The first two medical officers to volunteer for submarine service were Surgeon Lieutenants Abrahaman and Chatterji. Along with the rest of the submarine crew, they underwent training in the Soviet Union in the mid sixties. Following in their footsteps were other medical officers, some of whom were Madhwal, Idiculla and Gokulnath who received training in the United States and the USSR for varying durations on the subject of underwater medicine.
The efforts of these pioneers resulted in marine medicine being accorded the recognition due to it in India. In 1978 a two – year course for a diploma in marine medicine was instituted in Bombay University, and the first two Indian – trained marine medicine specialists were available to the Submarine Arm in 1980. This number has risen considerably since then, and these specialists are engaged in a variety of tasks in submarines, ships, and on shore. They provide support for escape training, maintenance and development of submarine escape and rescue equipment, and for diving operations - all this in addition to their primary function as doctors.

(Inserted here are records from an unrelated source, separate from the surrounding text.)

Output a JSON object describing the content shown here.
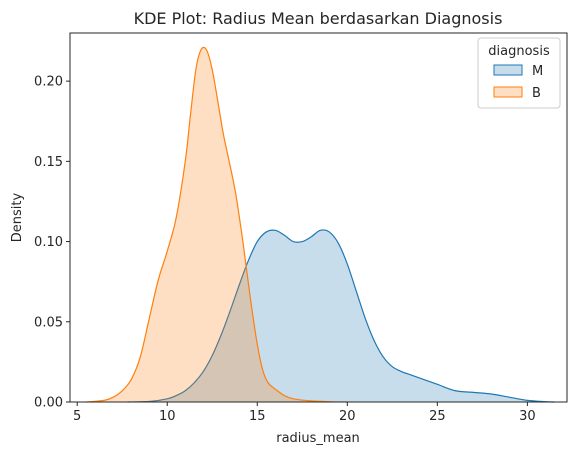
{
  "chart_data": {
    "type": "area",
    "title": "KDE Plot: Radius Mean berdasarkan Diagnosis",
    "xlabel": "radius_mean",
    "ylabel": "Density",
    "xlim": [
      4.6,
      32.2
    ],
    "ylim": [
      0,
      0.23
    ],
    "xticks": [
      5,
      10,
      15,
      20,
      25,
      30
    ],
    "yticks": [
      0.0,
      0.05,
      0.1,
      0.15,
      0.2
    ],
    "grid": false,
    "legend": {
      "title": "diagnosis",
      "placement": "top-right"
    },
    "series": [
      {
        "name": "M",
        "color": "#1f77b4",
        "fill": "#1f77b4",
        "x": [
          7.8,
          9.0,
          10.0,
          10.5,
          11.0,
          11.5,
          12.0,
          12.5,
          13.0,
          13.5,
          14.0,
          14.5,
          15.0,
          15.5,
          16.0,
          16.5,
          17.0,
          17.5,
          18.0,
          18.5,
          19.0,
          19.5,
          20.0,
          20.5,
          21.0,
          21.5,
          22.0,
          22.5,
          23.0,
          23.5,
          24.0,
          25.0,
          26.0,
          27.0,
          28.0,
          29.0,
          30.0,
          31.0,
          31.5
        ],
        "y": [
          0.0,
          0.0003,
          0.002,
          0.004,
          0.007,
          0.012,
          0.019,
          0.029,
          0.042,
          0.057,
          0.073,
          0.088,
          0.1,
          0.106,
          0.107,
          0.104,
          0.1,
          0.1,
          0.103,
          0.107,
          0.106,
          0.099,
          0.086,
          0.069,
          0.052,
          0.038,
          0.028,
          0.022,
          0.019,
          0.017,
          0.015,
          0.011,
          0.007,
          0.006,
          0.005,
          0.003,
          0.001,
          0.0002,
          0.0
        ]
      },
      {
        "name": "B",
        "color": "#ff7f0e",
        "fill": "#ff7f0e",
        "x": [
          5.5,
          6.5,
          7.0,
          7.5,
          8.0,
          8.5,
          9.0,
          9.5,
          10.0,
          10.5,
          11.0,
          11.3,
          11.6,
          11.9,
          12.2,
          12.5,
          12.8,
          13.1,
          13.4,
          13.8,
          14.2,
          14.6,
          15.0,
          15.3,
          15.6,
          16.0,
          16.5,
          17.0,
          18.0,
          19.0,
          20.0
        ],
        "y": [
          0.0,
          0.001,
          0.003,
          0.007,
          0.014,
          0.028,
          0.052,
          0.076,
          0.094,
          0.115,
          0.15,
          0.18,
          0.208,
          0.22,
          0.219,
          0.207,
          0.188,
          0.168,
          0.152,
          0.13,
          0.1,
          0.066,
          0.036,
          0.02,
          0.012,
          0.008,
          0.004,
          0.002,
          0.0007,
          0.0002,
          0.0
        ]
      }
    ]
  }
}
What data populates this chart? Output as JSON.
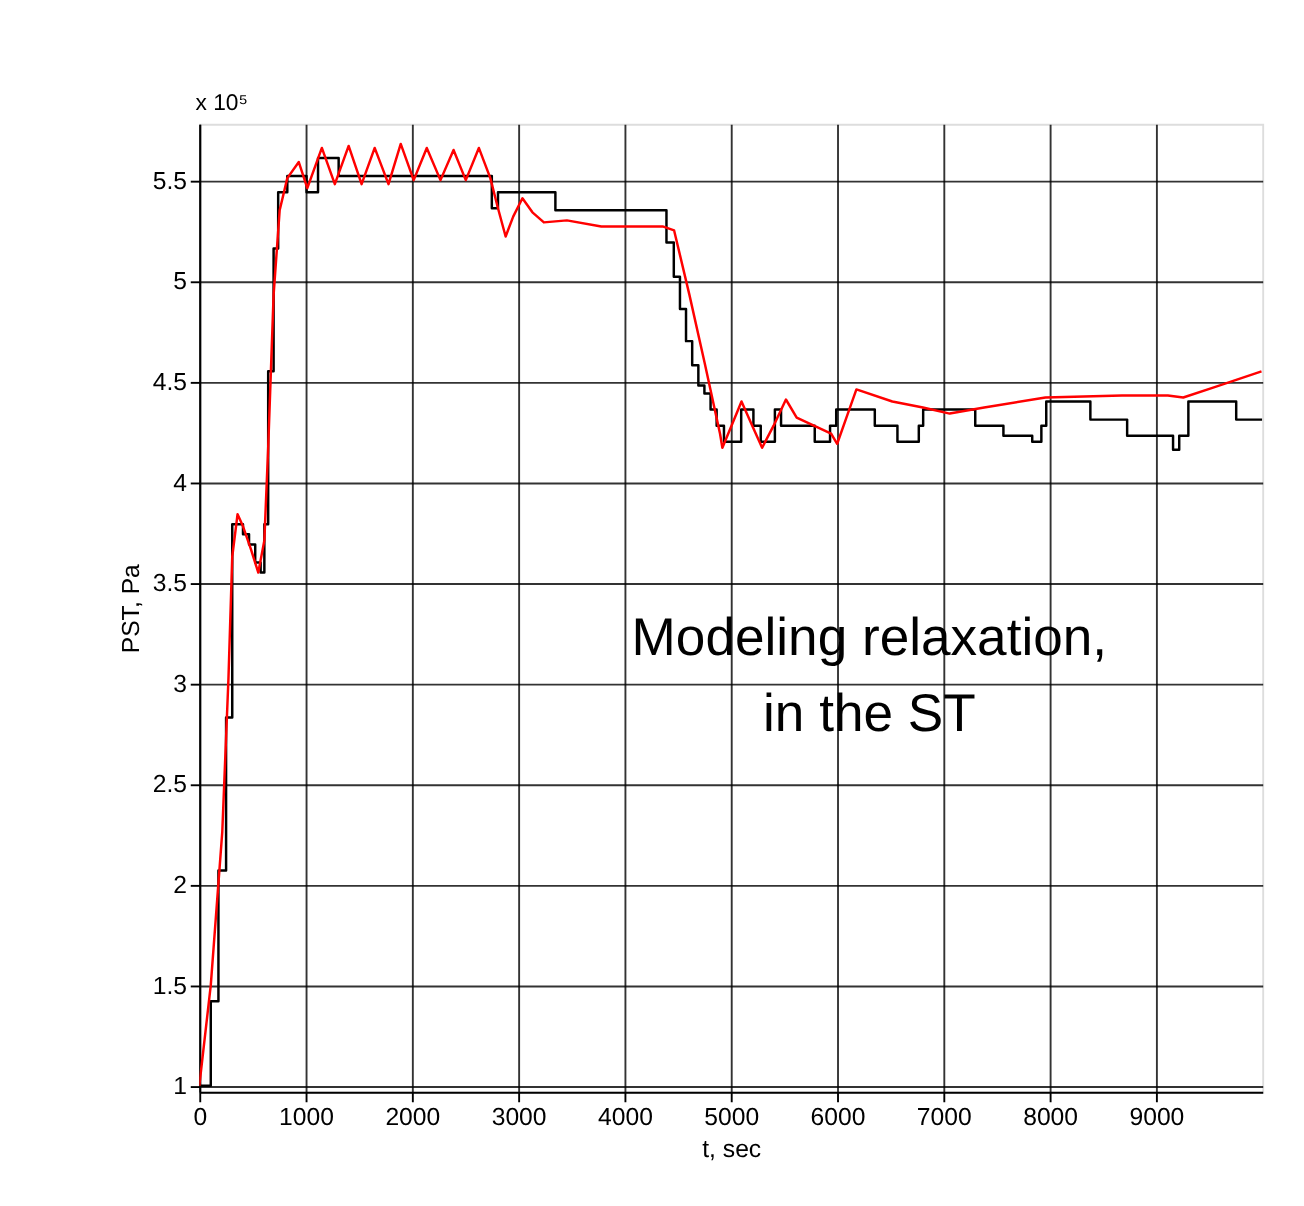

One of the major benefits of continued development in this field was the acceptance of hyperbaric oxygen therapy as a means of supportive treatment for various ailments. This facility has been gradually built up at the Institute of Naval Medicine in Bombay where presently a large number of service as well as civilian patients receive treatment.
Human capabilities and technological constraints limit underwater activity for military or commercial purposes. Our marine medicine specialists strive constantly to re-define these limitations and find means of coping with additional stresses as we strive to operate deeper and for longer durations in the ocean depth.